Захар привычно бубнил:
— Не считай же покойниками тех, которые были убиты во имя Аллаха. Нет, живы они и получают удел от Господа своего, радуясь тому, что Аллах даровал им по милости Своей, радуясь тому, что нет причин для страха и печали у тех, которые еще не присоединились к ним.
А мальчикам уже все равно, творит выживший товарищ намаз лицом к Киббле или читает заупокойную, потупив очи долу. Они погибли не за веру, как будет написано на камне-надгробии, а потому что плохо стреляли, не успели спрятаться, оказались слабее. Некоторым просто не повезло. Зеленые повязки на лбу ничего не меняли — для большинства это был всего лишь ритуал, лишенный глубокого смысла. Куда больше волновались о том, чтобы не забыть положить в нагрудный карман тот самый толстый фломастер — если найдут уже мертвым, будет чем пометить надгробие.
Глава 7
Неприцельная стрельба — это то, чему в свое время Илларион Забродов уделял особое внимание. Как опытный инструктор, он знал наверняка, что в девяти случаях из десяти придется вести пистолетный огонь на дистанции менее десяти метров до цели. А неприцельная стрельба в таких условиях более эффективна. Почти невозможно выравнивать мушку и плавно давить на спуск, когда в ответ тоже палят. Естественней — направить оружие в сторону нападающего.

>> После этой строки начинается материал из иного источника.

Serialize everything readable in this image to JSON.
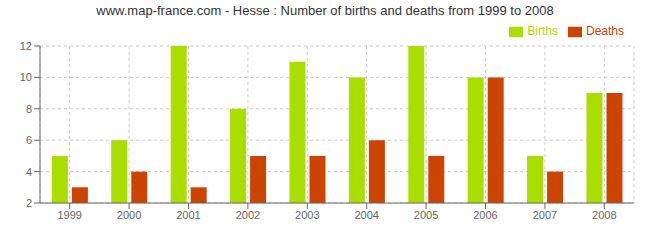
{
  "chart_data": {
    "type": "bar",
    "title": "www.map-france.com - Hesse : Number of births and deaths from 1999 to 2008",
    "categories": [
      "1999",
      "2000",
      "2001",
      "2002",
      "2003",
      "2004",
      "2005",
      "2006",
      "2007",
      "2008"
    ],
    "series": [
      {
        "name": "Births",
        "color": "#aadd00",
        "values": [
          5,
          6,
          12,
          8,
          11,
          10,
          12,
          10,
          5,
          9
        ]
      },
      {
        "name": "Deaths",
        "color": "#cc4400",
        "values": [
          3,
          4,
          3,
          5,
          5,
          6,
          5,
          10,
          4,
          9
        ]
      }
    ],
    "ylim": [
      2,
      12
    ],
    "yticks": [
      2,
      4,
      6,
      8,
      10,
      12
    ],
    "grid": true,
    "legend": "upper right"
  }
}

Удивительно, как стройно и точно вспоминались давние уроки. В напряженные моменты всегда так. Шаг, еще шаг… Казалось, не будет конца этому роскошному коридору, по обе стороны которого жили мнимые участники семинара-практикума по гештальт-продажам. Почти как в известной кинокомедии, где гангстерские группировки собирались во Флориде под видом любителей итальянской оперы. Но там их было все-таки побольше, и почти все знакомы между собой. Этих придется вычислять, используя личное обаяние против простодушия дежурной администраторши. К сожалению, в лощеном, сверкающем никелем и искусственным мрамором холле не было плакатов и растяжек со словами приветствия участникам семинара. На столиках не было пригласительных билетов, зазывающих на пленарное заседание. Этот семинар не был заявлен ни в Интернете, ни в бюллетенях общества психологов. Так что наврать, что интересуешься гештальт-продажами, было бы неправильно. Гораздо надежней — прикинуться странствующим идиотом неясной сексуальной ориентации. Женщины любят быть снисходительными к «милым недостаткам», да и грех обижаться на такого клиента, который не пристает, не зовет в номер на шампанское. Бронь на красивого мужчину с экзотическим именем Ласло сама по себе была приглашением к разговору.
— Журналист, писатель, критик? Каким ветром в наши края? — яркая тридцатилетняя дежурная привычно кокетничала с одиноким вновь прибывшим.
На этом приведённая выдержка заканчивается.